At the same time, I also don’t like the other extreme, which says that we can’t make moral judgments because all of us are sinners. I’ve heard homosexuals say to Christians, “Who are you to judge me? You’re not perfect!” But there has to be some room for moral judgment and outrage. And I’m not speaking primarily about homosexuality here. If I’m a criminal who stole a few pieces of candy from a grocery store, and I hear about a man who raped a child, killed her, and threw her corpse into a nearby dumpster, don’t I have a right to be mad about his actions? Sure, I’m not perfect, but does that mean I can’t have any moral outrage?
So there has to be a balance between humility and moral outrage, though I’m not exactly sure where the right point of balance actually is.
I want to make a transition to the next book that I’m reading for my daily quiet time: the Book of Amos. On at least one occasion, Amos discusses the same issue, only, in his scenario, the Gentiles are the ones evaluating the Israelites’ behavior. In Amos 3:9, we read, “Proclaim to the strongholds in Ashdod, and to the strongholds in the land of Egypt, and say, ‘Assemble yourselves on Mount Samaria, and see what great tumults are within it, and what oppressions are in its midst'” (NRSV).

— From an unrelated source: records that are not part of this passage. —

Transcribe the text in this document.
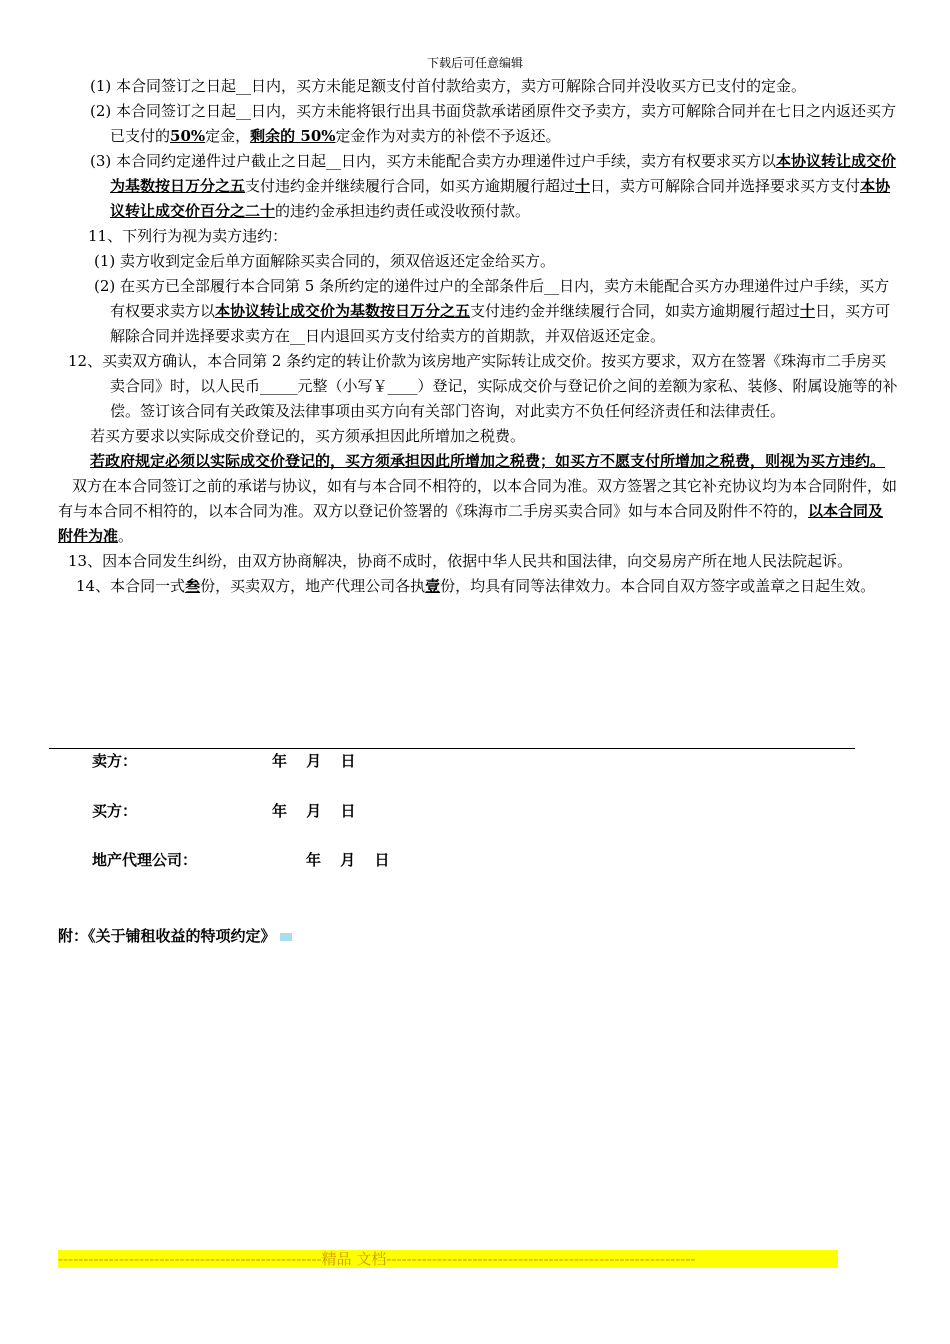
下载后可任意编辑

(1) 本合同签订之日起__日内，买方未能足额支付首付款给卖方，卖方可解除合同并没收买方已支付的定金。

(2) 本合同签订之日起__日内，买方未能将银行出具书面贷款承诺函原件交予卖方，卖方可解除合同并在七日之内返还买方已支付的50%定金，剩余的 50%定金作为对卖方的补偿不予返还。

(3) 本合同约定递件过户截止之日起__日内，买方未能配合卖方办理递件过户手续，卖方有权要求买方以本协议转让成交价为基数按日万分之五支付违约金并继续履行合同，如买方逾期履行超过十日，卖方可解除合同并选择要求买方支付本协议转让成交价百分之二十的违约金承担违约责任或没收预付款。

11、下列行为视为卖方违约：

(1) 卖方收到定金后单方面解除买卖合同的，须双倍返还定金给买方。

(2) 在买方已全部履行本合同第 5 条所约定的递件过户的全部条件后__日内，卖方未能配合买方办理递件过户手续，买方有权要求卖方以本协议转让成交价为基数按日万分之五支付违约金并继续履行合同，如卖方逾期履行超过十日，买方可解除合同并选择要求卖方在__日内退回买方支付给卖方的首期款，并双倍返还定金。

12、买卖双方确认，本合同第 2 条约定的转让价款为该房地产实际转让成交价。按买方要求，双方在签署《珠海市二手房买卖合同》时，以人民币_____元整（小写￥____）登记，实际成交价与登记价之间的差额为家私、装修、附属设施等的补偿。签订该合同有关政策及法律事项由买方向有关部门咨询，对此卖方不负任何经济责任和法律责任。

若买方要求以实际成交价登记的，买方须承担因此所增加之税费。

若政府规定必须以实际成交价登记的，买方须承担因此所增加之税费；如买方不愿支付所增加之税费，则视为买方违约。

双方在本合同签订之前的承诺与协议，如有与本合同不相符的，以本合同为准。双方签署之其它补充协议均为本合同附件，如有与本合同不相符的，以本合同为准。双方以登记价签署的《珠海市二手房买卖合同》如与本合同及附件不符的，以本合同及附件为准。

13、因本合同发生纠纷，由双方协商解决，协商不成时，依据中华人民共和国法律，向交易房产所在地人民法院起诉。

14、本合同一式叁份，买卖双方，地产代理公司各执壹份，均具有同等法律效力。本合同自双方签字或盖章之日起生效。

卖方：	年 月 日
买方：	年 月 日
地产代理公司：	年 月 日
附：《关于铺租收益的特项约定》
----------------------------------------------------精品 文档-------------------------------------------------------------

God is putting the Israelites on display before two sinful Gentile nations: Egypt and Philistia. I wonder what the Gentiles’ reaction is when they see the Israelites’ sin. Here are some possibilities:
“Naughty, naughty. Look at that oppression! Those Israelites are always strutting around, acting like they’re better than the rest of us. But we’d never have oppression like that in our nation.”
“Yeah, the Israelites oppress people. So what? We do that in our own countries. It’s part of our culture.”
“The Israelites have sinned, and God is punishing them. Let us take that as a warning and an exhortation to ourselves. Let’s stop oppressing people in our midst and outside of our borders. Let us pursue justice!”
Of the three responses, I’d venture to say that the third is closest to the attitude that God would like us to have. And, of course, it should be mixed with compassion for the sinners, yet a compassion that is not patronizing and does not compromise moral outrage.